British social worker

Margaret Yelloly, known also as Margaret Anne Woodbridge, is a British academic and retired professor of social work. She was editor of the British Journal of Social Work from 1985 to 1987. She chaired the independent panel into the death of Heidi Koseda. Her contributions have helped in the development of British social work education and child protection.

== Education ==
Yelloly was educated at the University of St Andrews, where she gained an MA in logic, Metaphysics and English in 1956. After training in social work and taking a Postgraduate Certificate in Social Science in 1959, she received an MA in 1964 from the University of Liverpool and a PhD in 1975 from the University of Leicester.

== Career ==
Yelloly's first academic job was as Assistant Lecturer in the Department of Social Science at Liverpool University where her research into adoption decisions by single mothers gained her an MA. From 1966 to 1972 she was lecturer in the School of Social Work at the University of Leicester, where she taught social policy and social work practice.
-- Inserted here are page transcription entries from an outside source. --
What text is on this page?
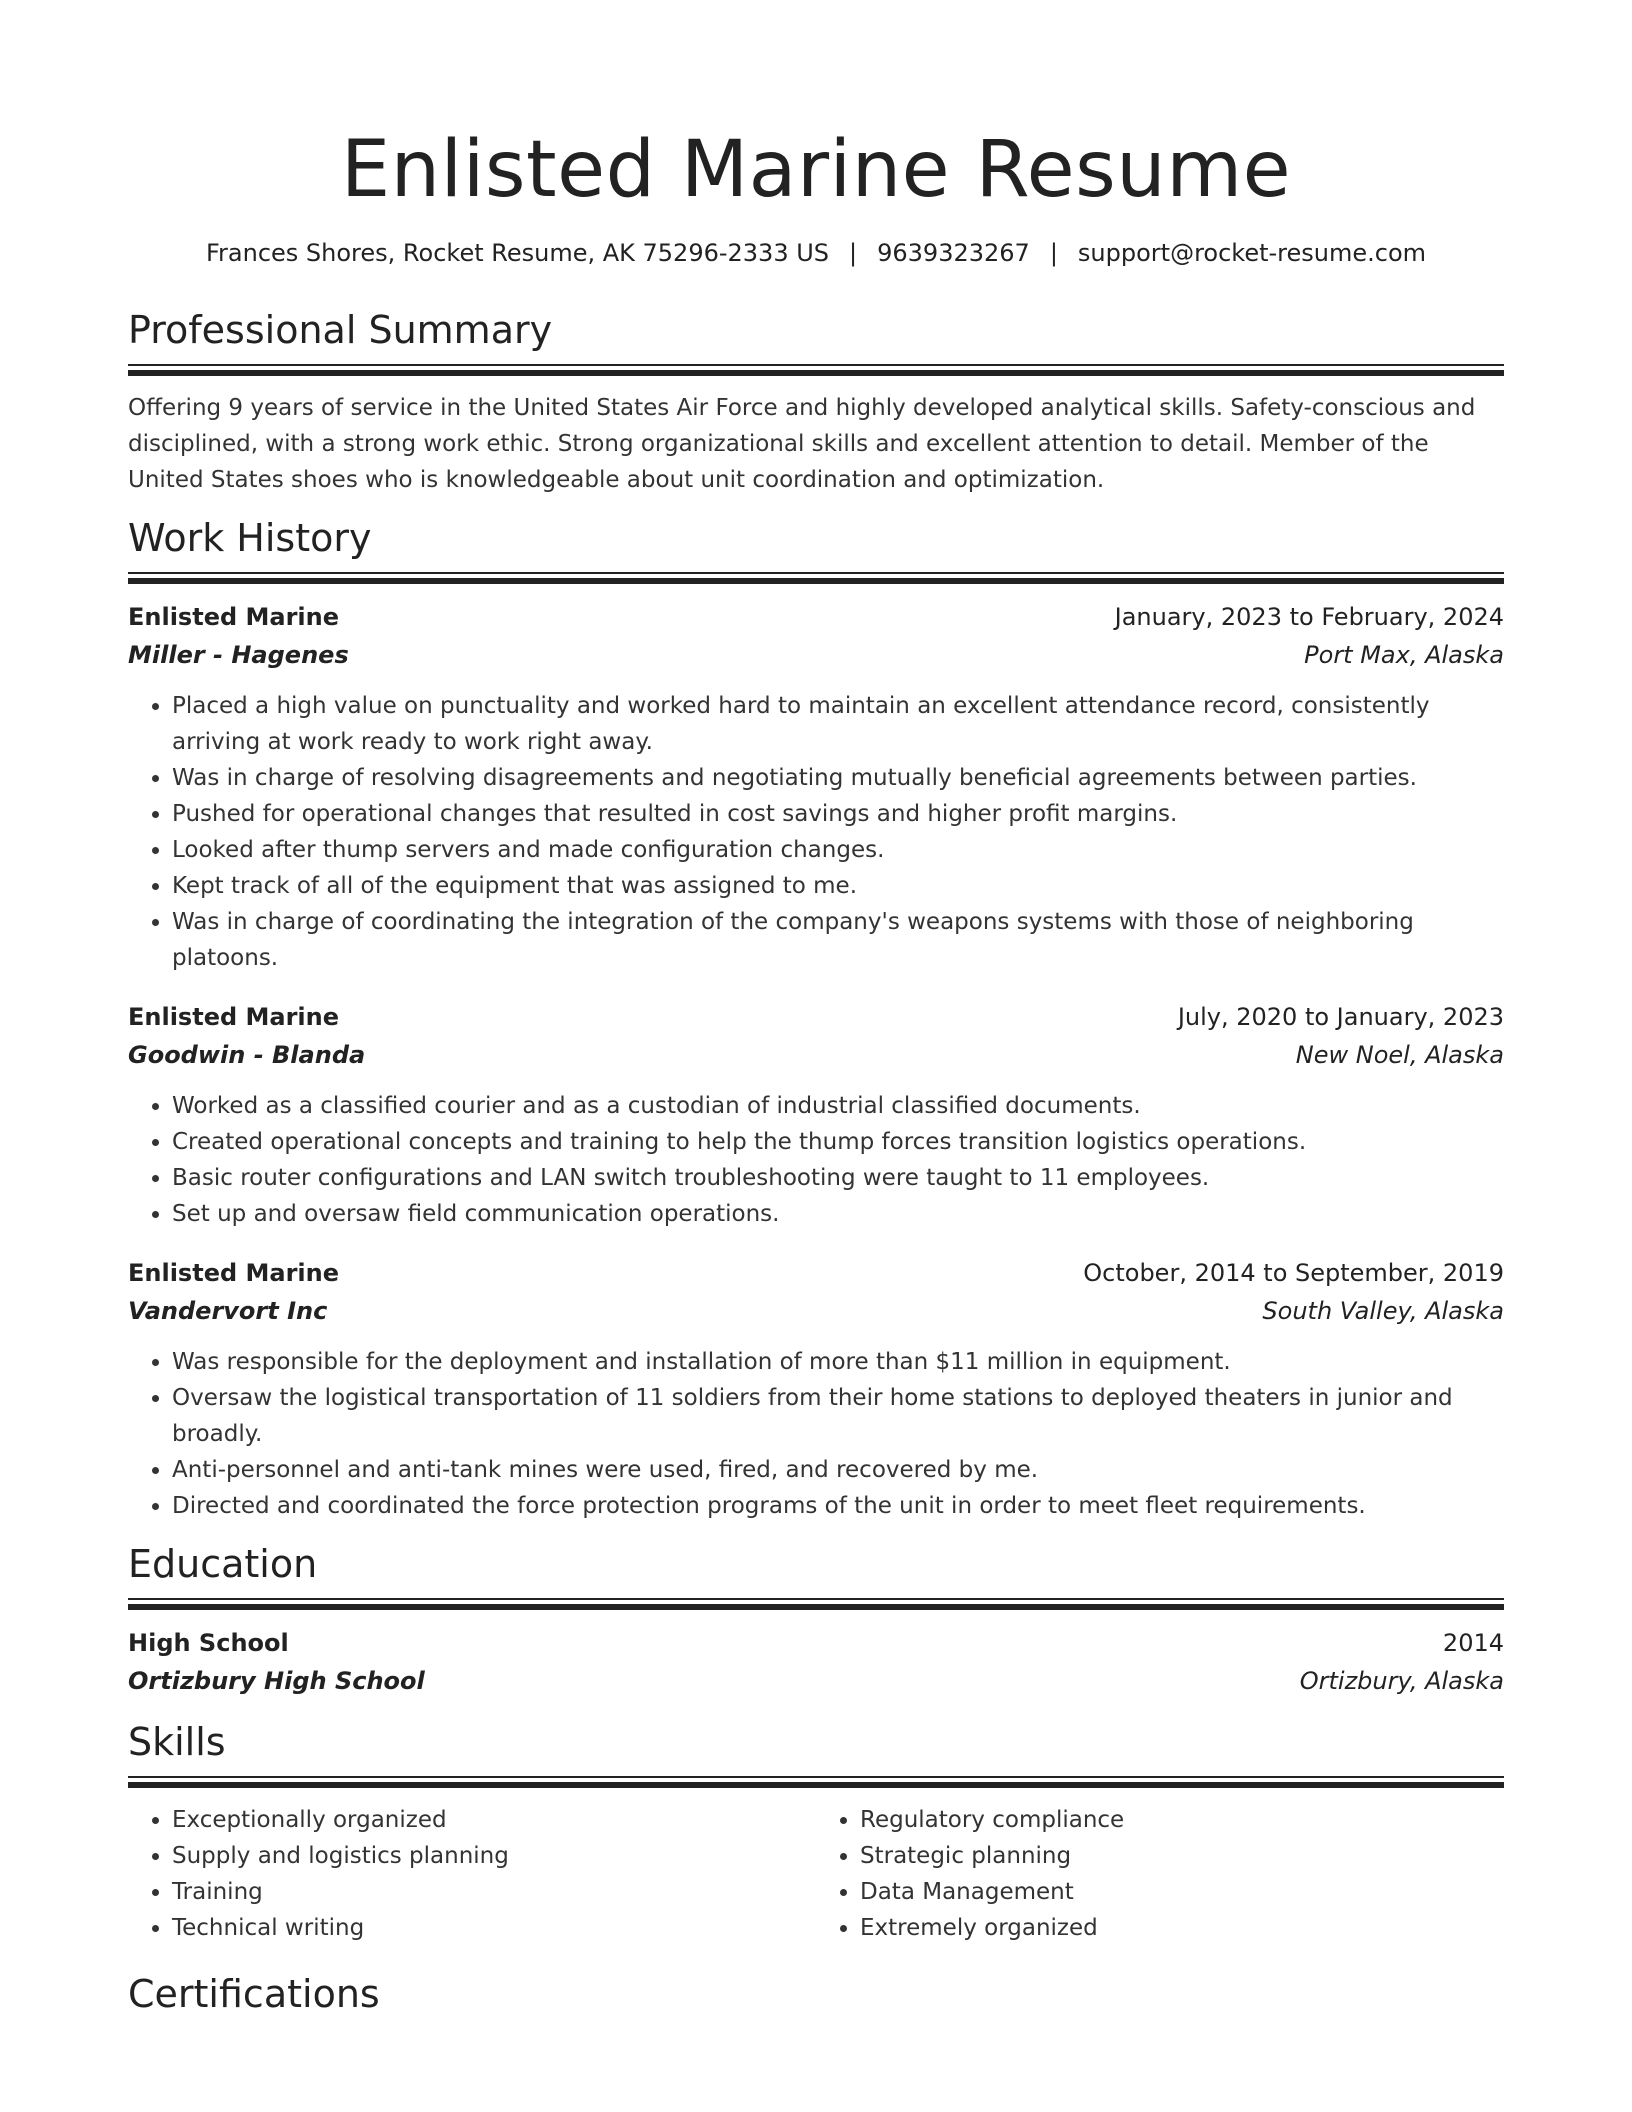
Enlisted Marine Resume
Frances Shores, Rocket Resume, AK 75296-2333 US | 9639323267 | support@rocket-resume.com
Professional Summary
Offering 9 years of service in the United States Air Force and highly developed analytical skills. Safety-conscious and disciplined, with a strong work ethic. Strong organizational skills and excellent attention to detail. Member of the United States shoes who is knowledgeable about unit coordination and optimization.
Work History
Enlisted Marine	January, 2023 to February, 2024
Miller - Hagenes	Port Max, Alaska
• Placed a high value on punctuality and worked hard to maintain an excellent attendance record, consistently arriving at work ready to work right away.
• Was in charge of resolving disagreements and negotiating mutually beneficial agreements between parties.
• Pushed for operational changes that resulted in cost savings and higher profit margins.
• Looked after thump servers and made configuration changes.
• Kept track of all of the equipment that was assigned to me.
• Was in charge of coordinating the integration of the company's weapons systems with those of neighboring platoons.
Enlisted Marine	July, 2020 to January, 2023
Goodwin - Blanda	New Noel, Alaska
• Worked as a classified courier and as a custodian of industrial classified documents.
• Created operational concepts and training to help the thump forces transition logistics operations.
• Basic router configurations and LAN switch troubleshooting were taught to 11 employees.
• Set up and oversaw field communication operations.
Enlisted Marine	October, 2014 to September, 2019
Vandervort Inc	South Valley, Alaska
• Was responsible for the deployment and installation of more than $11 million in equipment.
• Oversaw the logistical transportation of 11 soldiers from their home stations to deployed theaters in junior and broadly.
• Anti-personnel and anti-tank mines were used, fired, and recovered by me.
• Directed and coordinated the force protection programs of the unit in order to meet fleet requirements.
Education
High School	2014
Ortizbury High School	Ortizbury, Alaska
Skills
• Exceptionally organized
• Supply and logistics planning
• Training
• Technical writing
• Regulatory compliance
• Strategic planning
• Data Management
• Extremely organized
Certifications
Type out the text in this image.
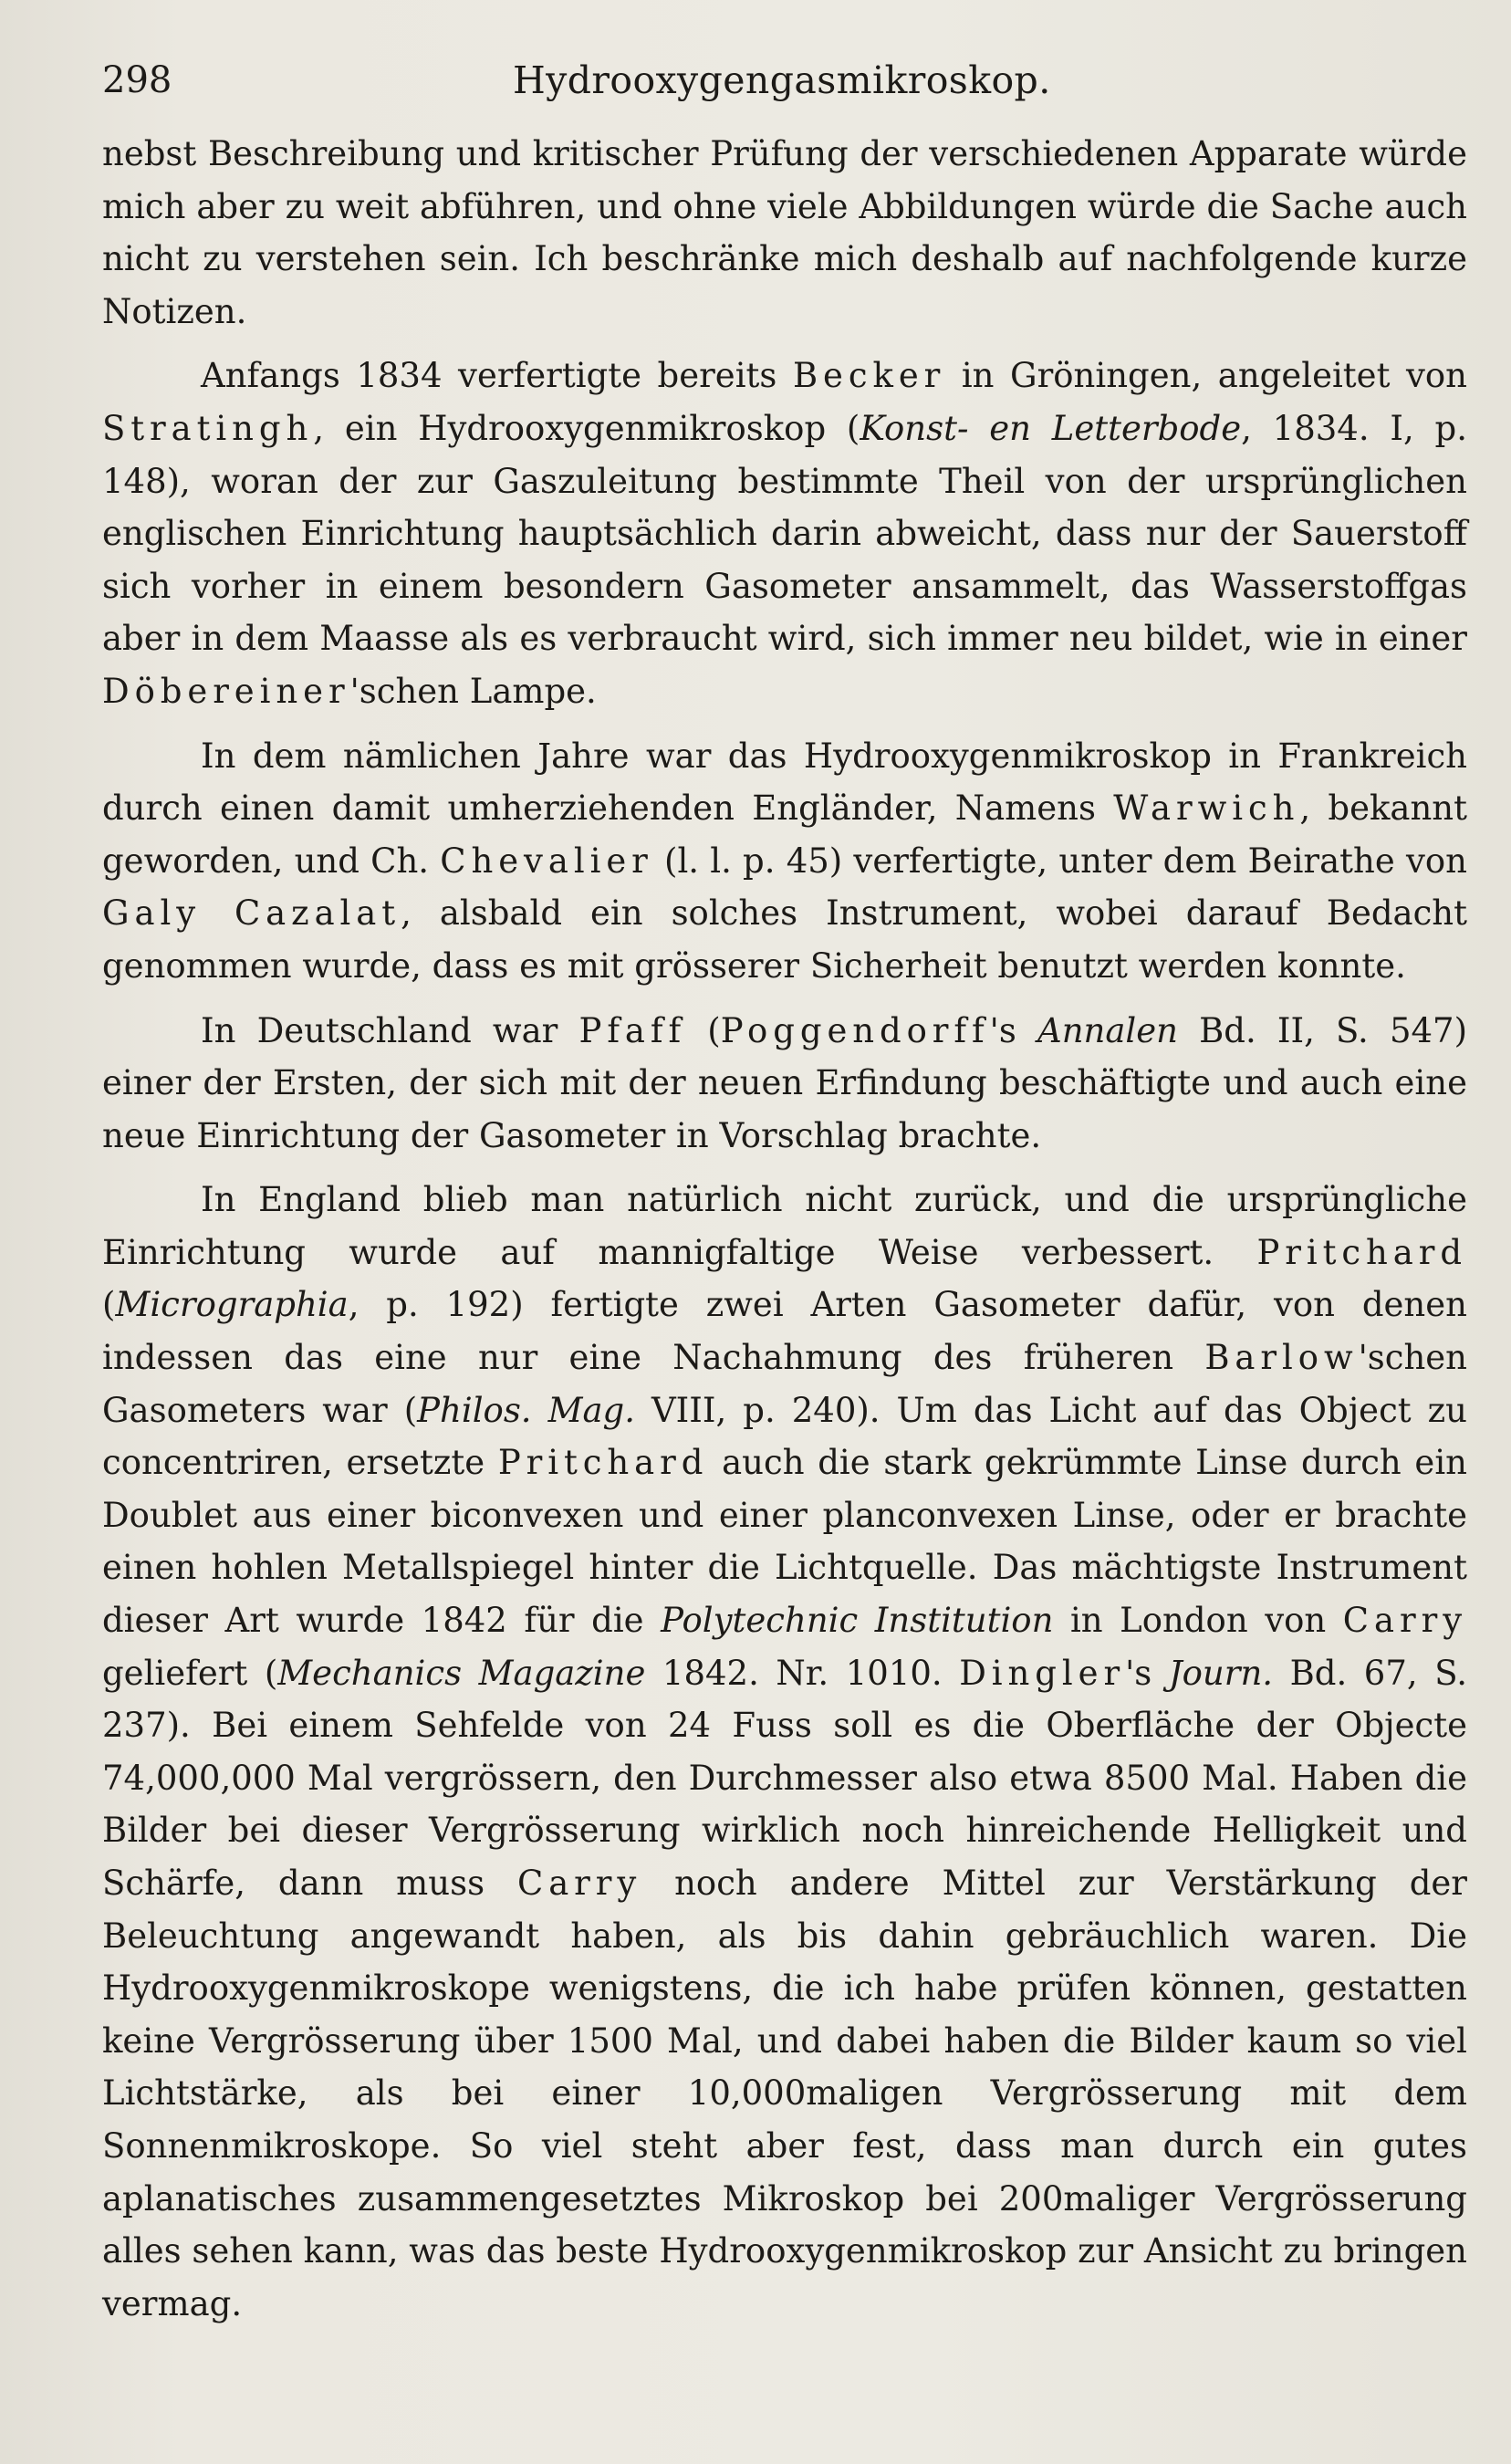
298	Hydrooxygengasmikroskop.

nebst Beschreibung und kritischer Prüfung der verschiedenen Apparate würde mich aber zu weit abführen, und ohne viele Abbildungen würde die Sache auch nicht zu verstehen sein. Ich beschränke mich deshalb auf nachfolgende kurze Notizen.

Anfangs 1834 verfertigte bereits Becker in Gröningen, angeleitet von Stratingh, ein Hydrooxygenmikroskop (Konst- en Letterbode, 1834. I, p. 148), woran der zur Gaszuleitung bestimmte Theil von der ursprünglichen englischen Einrichtung hauptsächlich darin abweicht, dass nur der Sauerstoff sich vorher in einem besondern Gasometer ansammelt, das Wasserstoffgas aber in dem Maasse als es verbraucht wird, sich immer neu bildet, wie in einer Döbereiner'schen Lampe.

In dem nämlichen Jahre war das Hydrooxygenmikroskop in Frankreich durch einen damit umherziehenden Engländer, Namens Warwich, bekannt geworden, und Ch. Chevalier (l. l. p. 45) verfertigte, unter dem Beirathe von Galy Cazalat, alsbald ein solches Instrument, wobei darauf Bedacht genommen wurde, dass es mit grösserer Sicherheit benutzt werden konnte.

In Deutschland war Pfaff (Poggendorff's Annalen Bd. II, S. 547) einer der Ersten, der sich mit der neuen Erfindung beschäftigte und auch eine neue Einrichtung der Gasometer in Vorschlag brachte.

In England blieb man natürlich nicht zurück, und die ursprüngliche Einrichtung wurde auf mannigfaltige Weise verbessert. Pritchard (Micrographia, p. 192) fertigte zwei Arten Gasometer dafür, von denen indessen das eine nur eine Nachahmung des früheren Barlow'schen Gasometers war (Philos. Mag. VIII, p. 240). Um das Licht auf das Object zu concentriren, ersetzte Pritchard auch die stark gekrümmte Linse durch ein Doublet aus einer biconvexen und einer planconvexen Linse, oder er brachte einen hohlen Metallspiegel hinter die Lichtquelle. Das mächtigste Instrument dieser Art wurde 1842 für die Polytechnic Institution in London von Carry geliefert (Mechanics Magazine 1842. Nr. 1010. Dingler's Journ. Bd. 67, S. 237). Bei einem Sehfelde von 24 Fuss soll es die Oberfläche der Objecte 74,000,000 Mal vergrössern, den Durchmesser also etwa 8500 Mal. Haben die Bilder bei dieser Vergrösserung wirklich noch hinreichende Helligkeit und Schärfe, dann muss Carry noch andere Mittel zur Verstärkung der Beleuchtung angewandt haben, als bis dahin gebräuchlich waren. Die Hydrooxygenmikroskope wenigstens, die ich habe prüfen können, gestatten keine Vergrösserung über 1500 Mal, und dabei haben die Bilder kaum so viel Lichtstärke, als bei einer 10,000maligen Vergrösserung mit dem Sonnenmikroskope. So viel steht aber fest, dass man durch ein gutes aplanatisches zusammengesetztes Mikroskop bei 200maliger Vergrösserung alles sehen kann, was das beste Hydrooxygenmikroskop zur Ansicht zu bringen vermag.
Subsequently, she held posts as Lecturer, London School of Economics (1973–76). She was the head of the Department of Applied Social Studies at Goldsmiths' College where she studied the placement of children in the community as compared to the existing model of placing children in residential settings. As Professor of Social Work and Director of Social Work Education, University of Stirling (1986–91), she was actively involved in developing training relating to child abuse and assisting with the production of training materials. She was the first professor of Social Work at the Tavistock Clinic, jointly with Brunel University (1990–93) where she was responsible with colleagues for the development of joint training in child abuse and protection for nurses and social workers.

Her main research interests have been in social work education and its knowledge base, interprofessional education and child protection. Books of note include Social Work Theory and Psychoanalysis, Social Work and the Legacy of Freud (with G. Pearson and J. Treseder) and Learning and Teaching in Social Work: Towards reflective practice (with M. Henkel).

She was editor of the British Journal of Social Work, a social work journal in the UK, from 1985 – 1987.

In 1985, Yelloly was appointed by Hillingdon Borough Council to chair the independent panel into the death of Heidi Koseda, a case that garnered national attention and was raised several times during a full day's debate on child abuse in the UK parliament. The panel's 1986 report was critical of the National Society for the Prevention of Cruelty to Children and made 35 recommendations, including the creation of a national register of children at risk, special training for social workers and changes in legislation. Many of the panel's recommendations were implemented. The recommendation that courts should be empowered to compel disclosure of a child's whereabouts was incorporated into the Children Act 1989.

== Selected publications ==
- Jehu, Derek (1972). "Behaviour Modification in Social Work"
- Yelloly, Margaret (1979). "Independent evaluation of twenty-five placements"
- Pearson, Geoffrey (1988). "Social work and the legacy of Freud : psychoanalysis and its uses"
- Yelloly, M (1995). "Learning and Teaching in Social Work: towards reflective practice"

== Personal life ==
Yelloly is an amateur harpsichordist and continuo player, and an enthusiast for baroque and early music. In retirement she gained a Postgraduate Certificate in Advanced Musical Studies from King's College, University of London. In 2004 she married Robin Woodbridge, a viol and recorder player. She has two stepsons and five grandchildren.